BATON ROUGE, La. -- Expect a steady dose of defensive backs blitzing when LSU opens its first season under new defensive coordinator Kevin Steele.
It’s not as if they didn’t do that under Steele’s predecessor, John Chavis, but Steele apparently plans to add some wrinkles to the Tigers’ scheme in order to generate a more productive pass rush.
“A lot of us are blitzing. Everybody blitzes -- corners, all of us,” safety Rickey Jefferson acknowledged. “Coach Steele has got some tricks up his sleeve.”
Jefferson is not officially a starter -- that designation goes to Jalen Mills and Jamal Adams -- but he likely will remain as a heavy contributor on defense. Jefferson said he still enters the game when the Tigers move to their nickel and dime defensive packages, with Mills shifting down to cover slot receivers and Jefferson playing a safety spot in either package. Dwayne Thomas, returning from a season-ending knee injury suffered early last fall, is back as the sixth defensive back in the dime, Jefferson said.
Whichever safety is on the field, the Tigers clearly expect him to be a threat as a pass-rusher, as evidenced by a drill they ran Friday morning. New defensive line coach Ed Orgeron worked with Mills, Jefferson, Adams and true freshman Xavier Lewis on a pass-rush drill where they practiced dislodging the ball from the quarterback’s hand.
“That is a new thing and I like it. It actually helps,” Jefferson said. “I never thought [about] the point of attack that he was teaching. Coach O is a great coach, so I’m looking forward to learning things from him.”
Here is a video of the drill:
Harris still No. 1
LSU coach Les Miles acknowledged Thursday that Harris is getting first-team reps, but noted that “starting first is not as important as finishing first and certainly not as important as playing dominant football when we get to Saturdays.”
Only two periods of Friday’s morning practice were open to reporters, but Harris clearly was on target more often when the Tigers ran passing drills during those periods.
He also has settled into his role as a leader in the huddle in his second preseason practice with the Tigers.
“I remember Brandon coming in and just freaking out, not knowing what to do,” tight end DeSean Smith said. “Now he’s comfortable.”
Here are Jennings (10) and Harris (6) working with receivers in one passing period:
Tight end talk
Ever since offensive coordinator Cam Cameron arrived at LSU in 2013, those in and out of the program have wondered whether he would make use of the tight ends in the passing game the way he did as an NFL coach.
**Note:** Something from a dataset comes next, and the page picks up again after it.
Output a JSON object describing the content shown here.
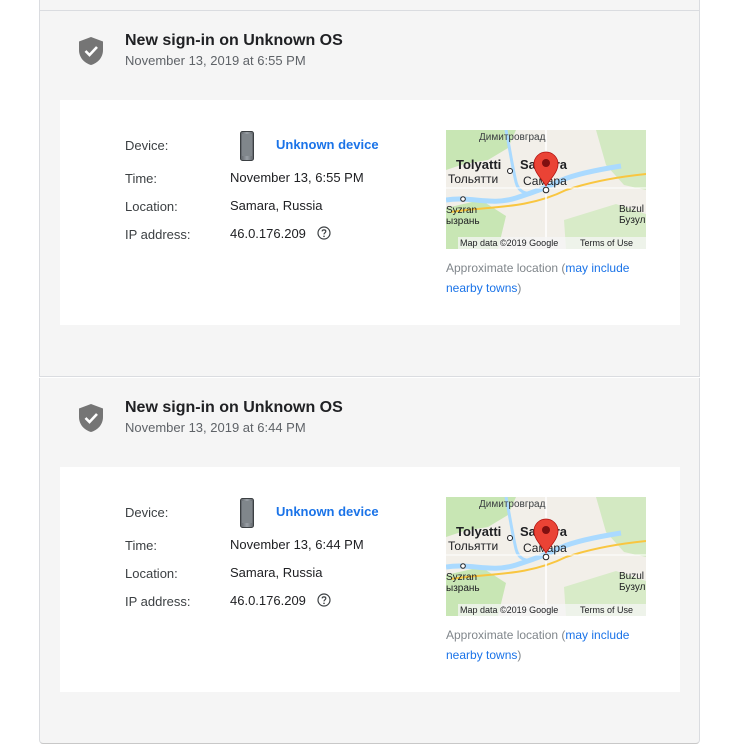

Thus far it hasn’t happened -- LSU’s entire stable of tight ends combined for 12 receptions and 129 yards last season -- but Smith said he and the other tight ends definitely have detected a change thus far in camp. For instance, when the Tigers worked on a two-minute offense as reporters were leaving the practice facility Friday morning, Smith lined up with Harris, running back Leonard Fournette and receivers Travin Dural, Malachi Dupre and D.J. Chark.
“We’re definitely catching a lot more, getting a lot more balls,” Smith said. “Me and Dillon [Gordon] were talking yesterday, and [Colin] Jeter, and were like, ‘Do y’all notice something different?’ And they were like, ‘Yeah, we’re getting a lot of balls thrown our way.’ I was just telling those guys we have to capitalize and prove to our coaches that we want the ball and we’re going to do good with it in our hands.”
In fact, Smith thinks LSU’s offense could spread around the passes much more frequently overall.
“I feel like that’s going to help our offense big time,” Smith said. “If we just get the ball to our tight ends, get it to our wideouts … if we spread the ball, there’s no doubt we’re going to win every game. We’ve got all the talent and we’re going to put that together and become a great team this year.”